Tra silenzi e non detti, i due mesi successivi alle dimissioni di Mungo sono stati la fiera dell’ipocrisia politica catanzarese. Tra il «Ho servito la città, non me ne sono servito» dello stesso Mungo, la «vicenda sulla bocca di tutti di cui si occuperanno altri» spiattellata a mò di metafora in consiglio comunale dalle opposizione, «le voci che si sentono in giro» sibillate da Enzo Ciconte, e il «ci sono indagini in corso» di Abramo, possiamo desumere, col senno di poi e unendo i puntini, che tutti sapevano dell’indagine a carico dell’ex assessore, divenuta solo oggi di dominio pubblico.

Da Claudio Parente a Pippo Callipo per “sistemare” la figlia?
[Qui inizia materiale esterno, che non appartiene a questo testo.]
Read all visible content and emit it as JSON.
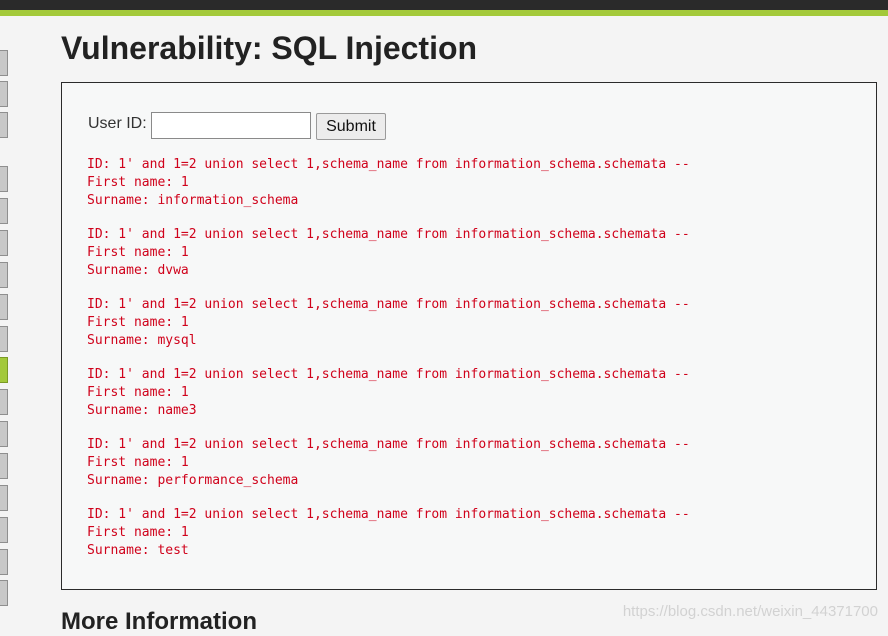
{
  "header": {
    "title": "Vulnerability: SQL Injection"
  },
  "form": {
    "userid_label": "User ID:",
    "userid_value": "",
    "submit_label": "Submit"
  },
  "results": [
    {
      "id_line": "ID: 1' and 1=2 union select 1,schema_name from information_schema.schemata --",
      "first_name_line": "First name: 1",
      "surname_line": "Surname: information_schema"
    },
    {
      "id_line": "ID: 1' and 1=2 union select 1,schema_name from information_schema.schemata --",
      "first_name_line": "First name: 1",
      "surname_line": "Surname: dvwa"
    },
    {
      "id_line": "ID: 1' and 1=2 union select 1,schema_name from information_schema.schemata --",
      "first_name_line": "First name: 1",
      "surname_line": "Surname: mysql"
    },
    {
      "id_line": "ID: 1' and 1=2 union select 1,schema_name from information_schema.schemata --",
      "first_name_line": "First name: 1",
      "surname_line": "Surname: name3"
    },
    {
      "id_line": "ID: 1' and 1=2 union select 1,schema_name from information_schema.schemata --",
      "first_name_line": "First name: 1",
      "surname_line": "Surname: performance_schema"
    },
    {
      "id_line": "ID: 1' and 1=2 union select 1,schema_name from information_schema.schemata --",
      "first_name_line": "First name: 1",
      "surname_line": "Surname: test"
    }
  ],
  "more_info": {
    "heading": "More Information"
  },
  "watermark": "https://blog.csdn.net/weixin_44371700",
  "colors": {
    "accent": "#a3c93a",
    "result_text": "#d0021b",
    "topbar": "#2a2a2a"
  }
}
Tra i profili di questa indagine vi è l’accusa a Mungo di essersi «messo a disposizione» di tale Antonio Lagonia dell’associazione Asd Catanzaro Nuoto per qualsiasi esigenza legata alla gestione della piscina comunale e dei campi da tennis, ricevendo in due tranches la somma di 14mila euro oltre all’assunzione della figlia, Cristina Mungo, nelle file dell’associazione sportiva (il tramite sarebbe stato, secondo l’accusa, l’ex fidanzato di lei).

 

Cristina Mungo pare abbia abbandonato il nuoto ed è stata nominata segretaria particolare al 50% lo scorso 11 marzo (in pieno lockdown, per lavorare in smartworking) con uno stipendio lordo di 1.698,86 euro mensili, del consigliere regionale Francesco Pitaro, eletto con “Io resto in Calabria” e vicinissimo a Pippo Callipo fino a quando, a causa della mancata nomina a segretario questore del consiglio regionale (toccata a Graziano Di Natale), transitò nel gruppo misto per divenirne capogruppo.

 

La nomina è avvenuta, con buona probabilità (in quanto in Calabria la nomina dei portaborse non avviene su base meritocratica, ma per garanzia di pacchetto di voto) in quanto Mungo padre si è speso in prima persona a favore di Pitaro nell’ultima campagna elettorale per le elezioni regionali. Necessità di «sistemare la figlia» ripicca ad Abramo-Parente o l’ennesima storia di transfughi da una parte all’altra dell’emisfero politico calabrese? Si vedrà, sta di fatto che nessuna dichiarazione di commento all’inchiesta che tocca la sua portaborse è stata rilasciata da Pitaro.